St. Pete City Council approved $235,000 for new equipment, technology and training and recruitment during a meeting Thursday.
The bulk of the money will pay for dash cams in police cars. The St. Petersburg Police Department will purchase 15 in-vehicle camera systems for use in its Street Crimes Unit. Those vehicles are not currently equipped for video.
The cameras will turn on automatically when the vehicle’s lights are activated. Officers can also turn the cameras on manually from the vehicle or from a remote on their belt.
“All of our street crimes officers we’re seeking additional funding to eventually outfit all of our officers,” said Assistant Police Chief Melanie Bevan.
This expense passed with relatively little discussion. However, one council member, Wengay Newton, was absent. He has previously brought up the possibility of equipping officers with body cameras.
That debate has taken on a national spotlight after a series of shootings involving unarmed black males and police officers who say they were threatened. The idea is to provide accountability in situations where police may have used unnecessary force and protection for officers who were justified in using force.

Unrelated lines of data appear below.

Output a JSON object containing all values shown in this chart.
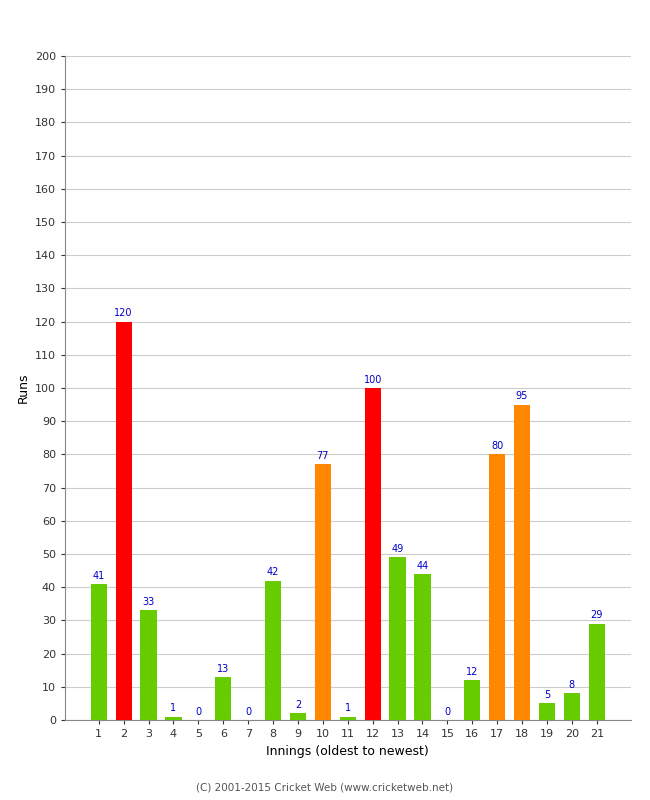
{
  "xlabel": "Innings (oldest to newest)",
  "ylabel": "Runs",
  "ylim": [
    0,
    200
  ],
  "yticks": [
    0,
    10,
    20,
    30,
    40,
    50,
    60,
    70,
    80,
    90,
    100,
    110,
    120,
    130,
    140,
    150,
    160,
    170,
    180,
    190,
    200
  ],
  "categories": [
    1,
    2,
    3,
    4,
    5,
    6,
    7,
    8,
    9,
    10,
    11,
    12,
    13,
    14,
    15,
    16,
    17,
    18,
    19,
    20,
    21
  ],
  "values": [
    41,
    120,
    33,
    1,
    0,
    13,
    0,
    42,
    2,
    77,
    1,
    100,
    49,
    44,
    0,
    12,
    80,
    95,
    5,
    8,
    29
  ],
  "colors": [
    "#66cc00",
    "#ff0000",
    "#66cc00",
    "#66cc00",
    "#66cc00",
    "#66cc00",
    "#66cc00",
    "#66cc00",
    "#66cc00",
    "#ff8800",
    "#66cc00",
    "#ff0000",
    "#66cc00",
    "#66cc00",
    "#66cc00",
    "#66cc00",
    "#ff8800",
    "#ff8800",
    "#66cc00",
    "#66cc00",
    "#66cc00"
  ],
  "label_color": "#0000cc",
  "background_color": "#ffffff",
  "grid_color": "#cccccc",
  "footer": "(C) 2001-2015 Cricket Web (www.cricketweb.net)",
  "bar_width": 0.65,
  "label_fontsize": 7,
  "tick_fontsize": 8,
  "axis_label_fontsize": 9,
  "footer_fontsize": 7.5,
  "footer_color": "#555555"
}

Dash cams provide some of those benefits, but have a limited scope of viewing because they’re on the vehicle, not the officer.
City council member Karl Nurse cautioned moving forward with purchasing more in-vehicle cameras until the agency knows more about the program’s success.
“I would be more comfortable that we buy these 15 … before we spend $3 or 4 million to buy them across the board,” Nurse said.
St. Pete Police will also spend $50,000 on four new Segways. The new vehicles will replace the five old ones the agency currently uses.
The new Segways are built specifically for law enforcement. They have lights and sirens, a broader footprint to make them easier to ride and reflective taping similar to what’s on the police cruisers.
“[It’s] not [an] in your face way of being out there among the people,” said Sergeant Mike Bush. “[It’s a] great way to patrol the trail, the mall anywhere pedestrians are your main issue that you’re dealing with.”
According to Bush, to repair the five older Segways the agency currently owns would cost about $7,000.
Also on the list of new buys for the agency is $35,000 worth of updated Microsoft SharePoint software. That’s used to create a website where officers can store, organize, share and access important departmental information through a secure server on any device
It will also hold all BOLOs (be on the look out), general procedures and standard operating procedures as well as training videos. Officers can also access the information from their in-vehicle computers.
The agency will also spend $15,000 for five Panasonic Toughpad G1 tablet-style devices for the road patrol unit for issuing citations. The technology will allow officers to issue citations electronically so they can be processed on a daily basis. Officers currently use paper citations that require someone to input the information manually later.
Another $40,000 will be used for training and recruiting.
City Council also approved another $2,500 for the Treasury Forfeiture fund to be used for department representation for Police Week at the National Law Enforcement Officers memorial in Washington DC.